Toledo at dawn – rights here
Today is the feast of Saint Ildephonsus, a seventh-century Visigothic Bishop of Toledo and influential theologian. For some reason, I have been reading about the Vandals, Sueves, Huns and Visigoths. Sueves are interesting – they ( a language/culture group rather than a distinct ‘people’) have left their name in Swabia, for one, and across Galicia, in what was once the Kingdom of Gallaecia. The Brits got there too, by the way.

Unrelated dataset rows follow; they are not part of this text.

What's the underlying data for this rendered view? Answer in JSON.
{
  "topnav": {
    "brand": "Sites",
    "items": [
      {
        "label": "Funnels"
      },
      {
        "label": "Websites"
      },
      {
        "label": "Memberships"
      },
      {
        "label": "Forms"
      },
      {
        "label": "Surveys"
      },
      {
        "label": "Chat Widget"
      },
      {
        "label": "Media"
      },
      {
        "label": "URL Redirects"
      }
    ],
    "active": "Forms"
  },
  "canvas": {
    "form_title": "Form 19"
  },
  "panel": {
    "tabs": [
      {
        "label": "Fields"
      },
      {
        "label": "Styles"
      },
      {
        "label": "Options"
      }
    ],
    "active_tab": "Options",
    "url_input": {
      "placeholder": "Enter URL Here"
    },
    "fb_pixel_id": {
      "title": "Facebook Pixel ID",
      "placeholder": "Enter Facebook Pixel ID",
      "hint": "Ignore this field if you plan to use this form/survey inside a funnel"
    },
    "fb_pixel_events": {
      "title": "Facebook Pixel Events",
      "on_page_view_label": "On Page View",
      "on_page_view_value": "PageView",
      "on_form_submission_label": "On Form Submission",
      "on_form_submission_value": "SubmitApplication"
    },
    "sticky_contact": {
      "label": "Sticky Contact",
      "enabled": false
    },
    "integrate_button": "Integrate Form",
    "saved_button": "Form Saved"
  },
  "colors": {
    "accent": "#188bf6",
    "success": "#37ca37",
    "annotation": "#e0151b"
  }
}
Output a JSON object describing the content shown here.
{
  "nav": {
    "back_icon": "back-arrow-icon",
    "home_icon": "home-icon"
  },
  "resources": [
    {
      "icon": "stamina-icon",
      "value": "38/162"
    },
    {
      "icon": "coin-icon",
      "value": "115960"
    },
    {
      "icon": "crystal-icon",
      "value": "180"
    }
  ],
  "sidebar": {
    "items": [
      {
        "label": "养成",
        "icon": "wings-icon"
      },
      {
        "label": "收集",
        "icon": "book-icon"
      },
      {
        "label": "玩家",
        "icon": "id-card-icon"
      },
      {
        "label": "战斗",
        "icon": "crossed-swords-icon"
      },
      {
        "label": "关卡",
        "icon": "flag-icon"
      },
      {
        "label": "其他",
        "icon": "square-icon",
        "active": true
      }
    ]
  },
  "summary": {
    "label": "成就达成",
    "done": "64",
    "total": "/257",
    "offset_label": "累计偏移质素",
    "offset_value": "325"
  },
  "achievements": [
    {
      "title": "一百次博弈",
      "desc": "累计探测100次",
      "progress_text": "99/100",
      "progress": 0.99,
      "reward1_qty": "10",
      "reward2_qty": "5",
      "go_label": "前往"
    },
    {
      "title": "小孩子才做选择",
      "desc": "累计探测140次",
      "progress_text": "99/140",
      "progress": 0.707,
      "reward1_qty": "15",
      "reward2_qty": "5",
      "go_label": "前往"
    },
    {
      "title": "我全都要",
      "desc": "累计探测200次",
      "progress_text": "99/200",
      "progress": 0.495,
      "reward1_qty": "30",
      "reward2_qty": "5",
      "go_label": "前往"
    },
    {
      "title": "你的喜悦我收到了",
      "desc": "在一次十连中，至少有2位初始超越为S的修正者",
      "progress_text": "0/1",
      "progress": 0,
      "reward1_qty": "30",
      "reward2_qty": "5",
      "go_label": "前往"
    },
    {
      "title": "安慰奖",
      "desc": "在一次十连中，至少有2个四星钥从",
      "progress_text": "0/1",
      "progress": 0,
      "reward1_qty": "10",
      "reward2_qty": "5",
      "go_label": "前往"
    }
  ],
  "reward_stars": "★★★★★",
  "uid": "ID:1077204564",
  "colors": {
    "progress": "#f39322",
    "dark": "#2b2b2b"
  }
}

The Huns, Ostrogoths, Langobardi, Alans and Gepids are all, obviously, fascinating for someone whose knowledge of any early Northern and Eastern European history is derived from a close reading of Asterix. What is interesting is how many of these wandering, fighting tribes, who settled into kingdoms, empires and sophisticated cultures, were Arians. Had the Goths not lost their wars with the Moors, Franks and Rome ( the Eastern Roman empire based in Byzantium) – and the theological and political developments leading to their conversion – would Europe now be mourning the loss of our Arian culture to modernist atheism? Naturally, we could also be defending a Church unaltered by the Great Schism or the Reformation…counterfactuals being what they are – that is, great ( if sobering) fun.
Bartolome Esteban Murillo – The Chasuble of Saint Ildefonso
Saint Ildephonsus, who had a great devotion to Our Lady, received a vision of Our Lady and a priestly chasuble, with which to celebrate the Mass. Saint Ildephonsus, pray for us.